Ketika Aku (harus) Bicara Antara PILKADA DKI dan Agama......



Ketika Aku (harus) Bicara Antara PILKADA DKI dan Agama......

            Dilahirkan di tahun 1995 di Jakarta, hadir di tengah keluarga turunan Betawi dan lingkungan yang masih amat kental dengan budaya asli Jakarta menjadikan aku seorang anak ibukota yang medok dengan budaya betawi. Ngomong ceplas ceplos, sanak keluarga yang selalu ramai, rumah yang berdekatan masih menjadi bagian dari kehidupan sampai saat ini. Hingga tahun ini, 2017 aku masih berada di Jakarta. Bukan Jakarta yang ada di pusat kota, melainkan Jakarta pinggiran yang bertetangga dengan Tangerang Selatan. Lahir dan besar di Jakarta, dan belum tau apakah hingga tua berada di ibukota negara republik ini. Belum pernah menjadi anak rantau walaupun hati kecil sangat ingin merasakan. Takdir berkata lain, aku harus menjadi tuan rumah yang menyambut pendatang untuk menuntut ilmu. Menyambut mereka yang mencari kehidupan lebih layak, dan menyambut mereka yang mengharapkan masa depan lebih cerah. Aku menyaksikan perubahan di Jakarta, walau hanya di tempat aku tinggal. Aku merasakan bagaimana lingkunganku yang khas dengan budaya Jakarta perlahan mulai menghilang karena globalisasi dan semakin banyaknya pendatang yang membawa efek.

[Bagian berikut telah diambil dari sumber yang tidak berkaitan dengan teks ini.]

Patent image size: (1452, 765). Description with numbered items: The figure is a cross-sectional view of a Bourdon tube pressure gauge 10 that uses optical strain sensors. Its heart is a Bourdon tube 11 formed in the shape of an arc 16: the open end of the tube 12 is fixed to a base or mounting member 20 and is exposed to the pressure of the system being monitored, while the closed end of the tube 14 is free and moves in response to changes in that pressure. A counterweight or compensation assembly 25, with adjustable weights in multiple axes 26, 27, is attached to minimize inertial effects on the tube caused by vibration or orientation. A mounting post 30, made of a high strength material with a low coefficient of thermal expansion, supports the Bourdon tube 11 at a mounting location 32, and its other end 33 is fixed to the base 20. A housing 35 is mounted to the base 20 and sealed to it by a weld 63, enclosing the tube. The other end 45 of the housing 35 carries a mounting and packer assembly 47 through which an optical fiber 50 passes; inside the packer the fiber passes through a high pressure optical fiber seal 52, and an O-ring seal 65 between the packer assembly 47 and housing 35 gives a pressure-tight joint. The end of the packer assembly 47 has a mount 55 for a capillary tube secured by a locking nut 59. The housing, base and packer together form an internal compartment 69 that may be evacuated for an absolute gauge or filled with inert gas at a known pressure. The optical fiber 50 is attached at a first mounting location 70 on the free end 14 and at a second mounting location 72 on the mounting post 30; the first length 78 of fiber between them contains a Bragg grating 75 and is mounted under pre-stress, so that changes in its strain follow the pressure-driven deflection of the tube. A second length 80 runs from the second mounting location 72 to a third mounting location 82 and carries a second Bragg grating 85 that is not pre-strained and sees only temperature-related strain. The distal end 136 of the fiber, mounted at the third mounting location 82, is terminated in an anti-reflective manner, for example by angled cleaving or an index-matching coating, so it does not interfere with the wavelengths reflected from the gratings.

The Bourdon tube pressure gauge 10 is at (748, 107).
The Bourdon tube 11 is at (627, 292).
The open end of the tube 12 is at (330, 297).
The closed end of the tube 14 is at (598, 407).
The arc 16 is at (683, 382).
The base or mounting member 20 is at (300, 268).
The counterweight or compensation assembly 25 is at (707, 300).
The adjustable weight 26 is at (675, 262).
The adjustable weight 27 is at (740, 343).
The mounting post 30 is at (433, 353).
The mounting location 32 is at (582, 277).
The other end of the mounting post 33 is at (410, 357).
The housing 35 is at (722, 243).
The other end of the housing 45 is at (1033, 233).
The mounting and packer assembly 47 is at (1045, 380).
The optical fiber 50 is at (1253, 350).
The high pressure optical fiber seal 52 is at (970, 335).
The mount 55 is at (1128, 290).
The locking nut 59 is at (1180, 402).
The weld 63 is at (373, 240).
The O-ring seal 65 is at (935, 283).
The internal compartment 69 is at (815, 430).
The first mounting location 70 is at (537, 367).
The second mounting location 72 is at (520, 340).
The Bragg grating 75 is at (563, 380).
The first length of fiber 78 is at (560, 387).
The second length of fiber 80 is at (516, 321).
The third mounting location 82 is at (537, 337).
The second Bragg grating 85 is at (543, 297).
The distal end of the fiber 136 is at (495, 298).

Menyadari saudara setanah tinggal harus tergusur di tanah lahirnya dan pindah di kota sebelah. Menyedihkan memang, ketika orang Betawi harus meninggalkan rumahnya karena tidak mampu bersaing dan karena sifat ketamakan. Namun mungkin inilah hidup, dimana seleksi alam dan persaingan terus terjadi. Jakarta mungkin tidak lagi milik orang Betawi, keheterogenan penduduknya membuat Jakarta bisa dipanggil Megapolitan. Menjadi ibukota negara yang memaksa Jakarta harus menjadi pusat pemerintahan. Pembangunan di kota ini diharapkan menjadi percontohan bagi daerah lain di luar Jakarta. Urbanisasi tidak dilarang, namun dengan urbanisasi ini membuat hati kecil meringis menyaksikan perlahan budayanya harus luntur. Jakarta mungkin tidak lagi menjadi milik orang Betawi, karena penduduk asli Betawi sudah tergusur dan menyisakan sedikit yang bisa bertahan.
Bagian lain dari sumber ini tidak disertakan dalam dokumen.